O Ceará e o Mississippi, nos Estados Unidos, têm algo em comum: ambos investiram pesadamente em alfabetização e se tornaram referência em seus países, mesmo estando entre as regiões mais pobres. A comparação foi feita pela diretora do Centro de Excelência e Inovação em Políticas Educacionais (Ceipe) da Fundação Getúlio Vargas (FGV), Claudia Costin, em entrevista ao Estadão.
Analfabetismo no Brasil cai abaixo de 5% pela primeira vez
Pela primeira vez, a porcentagem de analfabetos no Brasil ficou abaixo dos 5%, segundo a Pesquisa Nacional por Amostra de Domicílios Contínua (PNAD) da Educação, do IBGE, divulgada em 19 de julho. Apesar do avanço, o país ainda tem 8,1 milhões de jovens de 15 a 29 anos que não estudam nem trabalham (os chamados 'nem-nem'), o equivalente a 17,5% dessa faixa etária. Além disso, 7,9 milhões de jovens de 14 a 29 anos não completaram o ensino médio ou nunca frequentaram a escola.
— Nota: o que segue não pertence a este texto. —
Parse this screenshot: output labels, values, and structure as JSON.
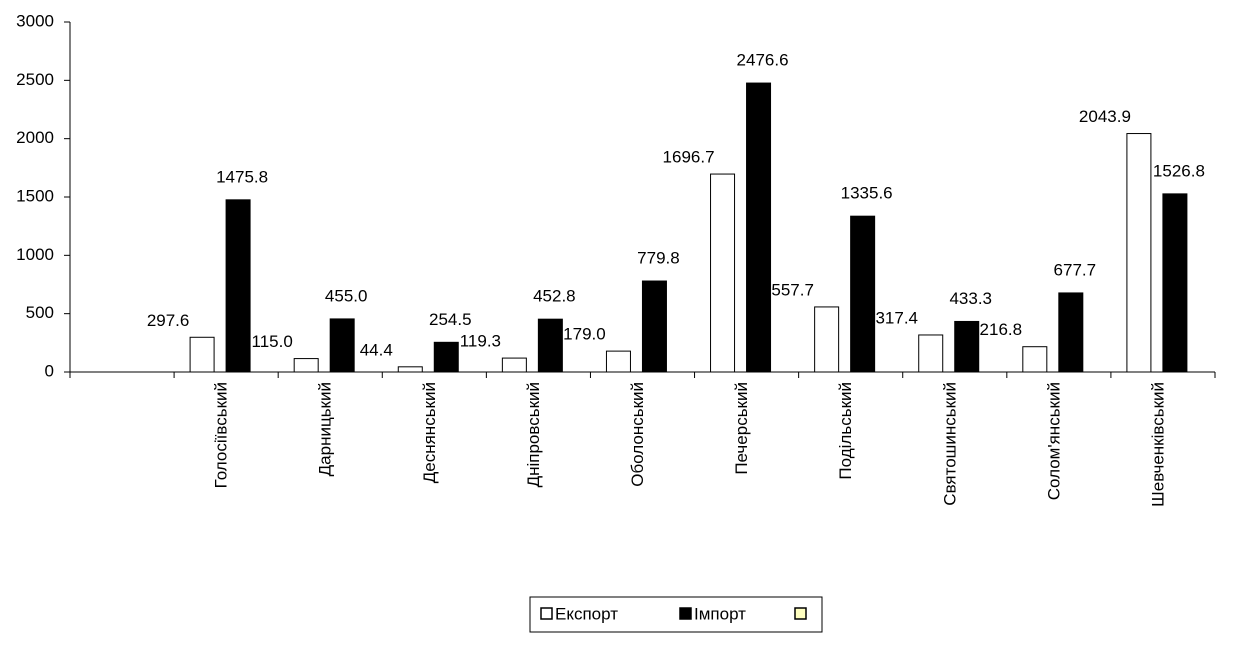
{
  "chart_data": {
    "type": "bar",
    "categories": [
      null,
      "Голосіївський",
      "Дарницький",
      "Деснянський",
      "Дніпровський",
      "Оболонський",
      "Печерський",
      "Подільський",
      "Святошинський",
      "Солом'янський",
      "Шевченківський"
    ],
    "series": [
      {
        "name": "Експорт",
        "color": "#ffffff",
        "values": [
          null,
          297.6,
          115.0,
          44.4,
          119.3,
          179.0,
          1696.7,
          557.7,
          317.4,
          216.8,
          2043.9
        ],
        "value_labels": [
          null,
          "297.6",
          "115.0",
          "44.4",
          "119.3",
          "179.0",
          "1696.7",
          "557.7",
          "317.4",
          "216.8",
          "2043.9"
        ]
      },
      {
        "name": "Імпорт",
        "color": "#000000",
        "values": [
          null,
          1475.8,
          455.0,
          254.5,
          452.8,
          779.8,
          2476.6,
          1335.6,
          433.3,
          677.7,
          1526.8
        ],
        "value_labels": [
          null,
          "1475.8",
          "455.0",
          "254.5",
          "452.8",
          "779.8",
          "2476.6",
          "1335.6",
          "433.3",
          "677.7",
          "1526.8"
        ]
      },
      {
        "name": null,
        "color": "#ffffc0",
        "values": [
          null,
          null,
          null,
          null,
          null,
          null,
          null,
          null,
          null,
          null,
          null
        ]
      }
    ],
    "ylim": [
      0,
      3000
    ],
    "yticks": [
      0,
      500,
      1000,
      1500,
      2000,
      2500,
      3000
    ]
  }
}
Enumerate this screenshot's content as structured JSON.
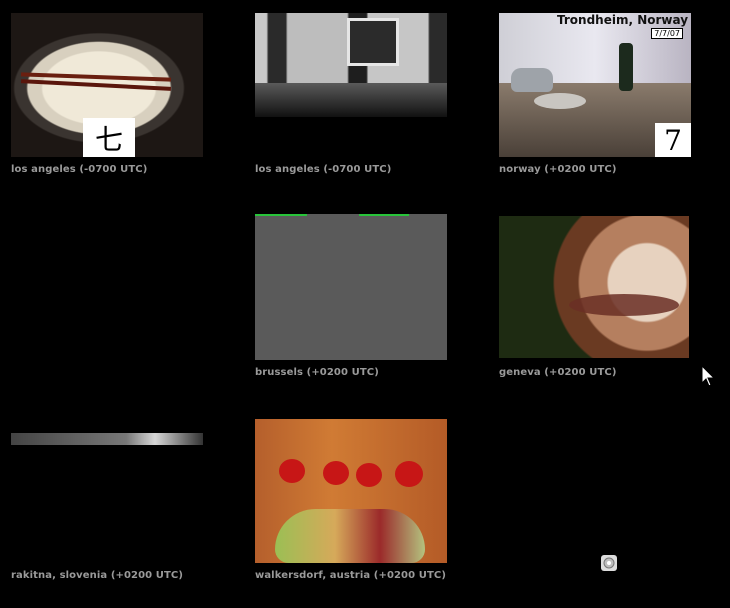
{
  "cams": [
    {
      "caption": "los angeles (-0700 UTC)",
      "badge": "七"
    },
    {
      "caption": "los angeles (-0700 UTC)"
    },
    {
      "caption": "norway (+0200 UTC)",
      "overlay_title": "Trondheim, Norway",
      "overlay_date": "7/7/07",
      "badge": "7"
    },
    {
      "caption": "brussels (+0200 UTC)"
    },
    {
      "caption": "geneva (+0200 UTC)"
    },
    {
      "caption": "rakitna, slovenia (+0200 UTC)"
    },
    {
      "caption": "walkersdorf, austria (+0200 UTC)"
    }
  ],
  "icons": {
    "pointer": "mouse-pointer-icon",
    "bottom": "gear-icon"
  }
}
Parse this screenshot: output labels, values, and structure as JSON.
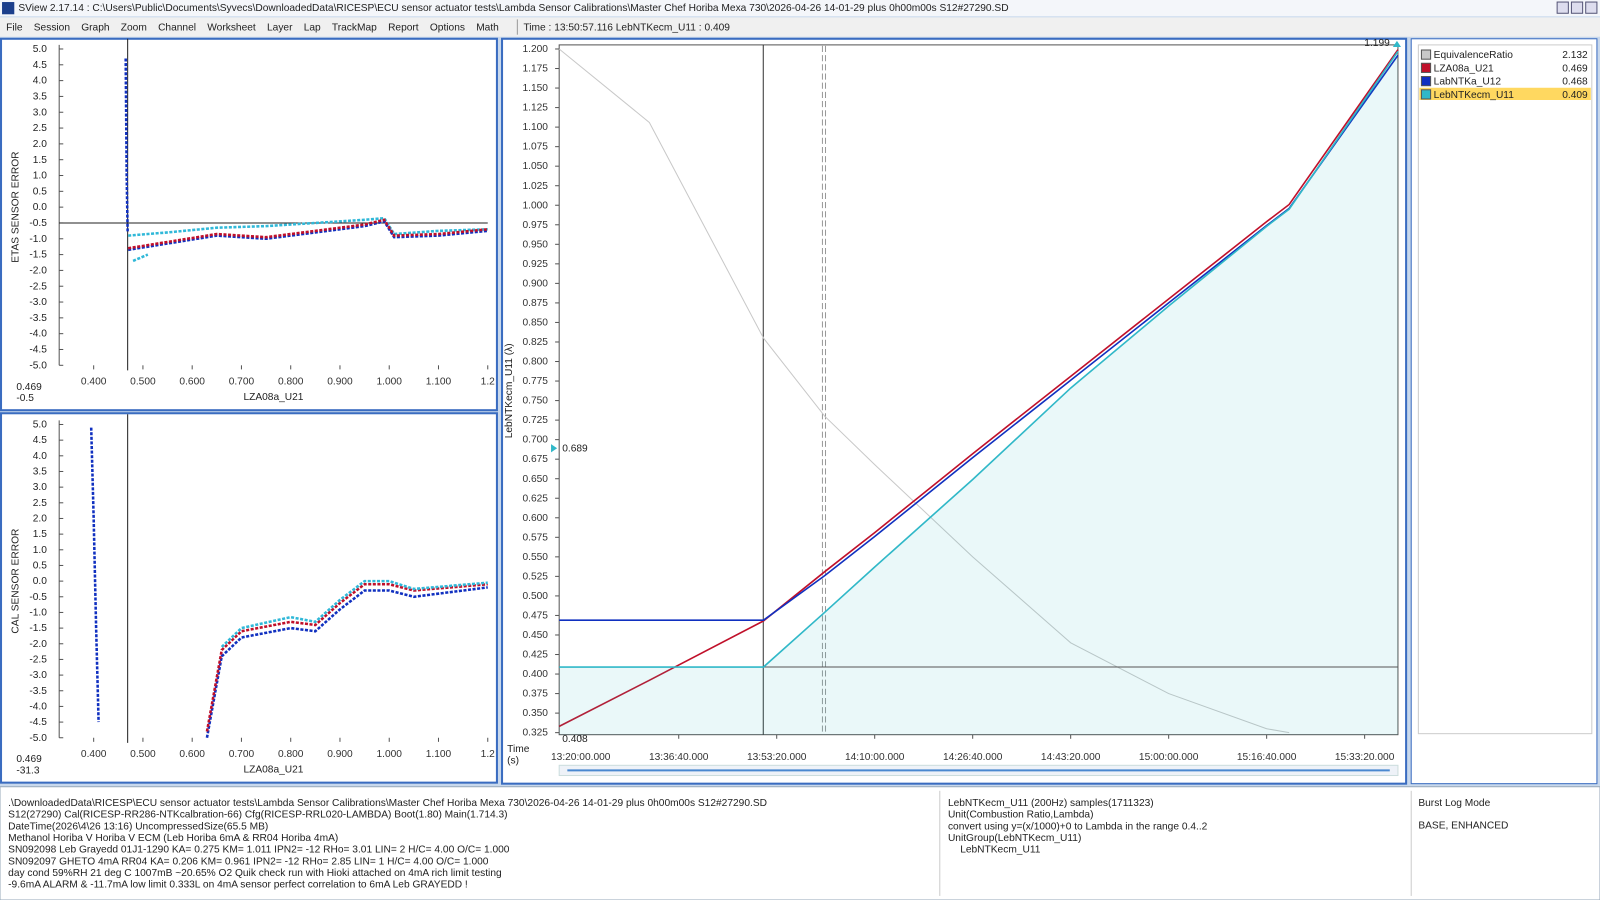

Desafios persistentes: analfabetismo concentrado em idosos e desigualdades regionais
Claudia Costin avalia que a queda do analfabetismo é positiva, mas o problema está longe de ser resolvido. 'A taxa de analfabetismo absoluta vem diminuindo de maneira muito importante, sobretudo na faixa das pessoas com até 39 anos. O analfabetismo está concentrado no grupo de 60 anos ou mais', afirmou. Ela destacou que o analfabetismo permanece desigual, mais presente entre negros e nas regiões Norte e Nordeste. 'Existe um sistema bem estabelecido de educação de adultos, mas é raro que a população mais idosa procure', completou.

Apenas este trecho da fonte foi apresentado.